British Design & Art Direction has launched the call for entries to
this year’s awards with a series of risque ads that focus on the
unashamedly phallic qualities of the D&AD pencil.
Two print ads feature pencils nestling between an assortment of
vibrators in a bathroom cabinet and stuffed down the front of a man’s
underpants.
The design on the new D&AD brochure centres on a model of a Viagra pill
with the D&AD pencil embossed in the middle.
The ads, which are part of an attempt to give D&AD a younger, sexier
image, have already caused consternation among the D&AD board. Several
members have complained, questioning the ads on grounds of taste.
But in the next issue of its house journal, Ampersand, the organisation
is unrepentant, making the bold assertion that the D&AD pencil is about
stimulation and that winning one is ’better than sex’.

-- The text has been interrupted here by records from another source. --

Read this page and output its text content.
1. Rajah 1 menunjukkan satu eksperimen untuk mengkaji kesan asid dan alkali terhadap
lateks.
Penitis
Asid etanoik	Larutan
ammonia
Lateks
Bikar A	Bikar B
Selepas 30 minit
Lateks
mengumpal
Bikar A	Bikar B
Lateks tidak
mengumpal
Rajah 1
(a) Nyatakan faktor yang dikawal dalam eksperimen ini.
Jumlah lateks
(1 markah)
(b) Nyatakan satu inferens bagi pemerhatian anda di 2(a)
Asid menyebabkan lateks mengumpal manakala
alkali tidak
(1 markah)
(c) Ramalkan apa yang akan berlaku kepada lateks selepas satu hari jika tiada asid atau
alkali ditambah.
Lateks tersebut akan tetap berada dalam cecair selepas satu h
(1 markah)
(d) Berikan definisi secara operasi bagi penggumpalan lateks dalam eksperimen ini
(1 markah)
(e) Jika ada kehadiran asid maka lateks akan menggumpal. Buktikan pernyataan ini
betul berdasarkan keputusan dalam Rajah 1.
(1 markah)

The D&AD president, Tim Mellors, who chose the ads, described them as
’contentious, not crude’.
He added: ’D&AD should be seen as edgy rather than as a nanny or aged
auntie, which it has been viewed as in the past. It is a call for
entries so it has got to be attention-grabbing. There is no way it is
not going to get noticed.’
The ads were the joint creation of Adam Kean and Alexandra Taylor,
respectively joint executive creative director and joint creative
director of Saatchi & Saatchi, and Mark Farrow and Jon Jeffrey of Farrow
Design. Photography was by Rankin of Dazed & Confused fame.
The campaign launches on 20 October and will run nationally and
internationally in the trade press until January 1999.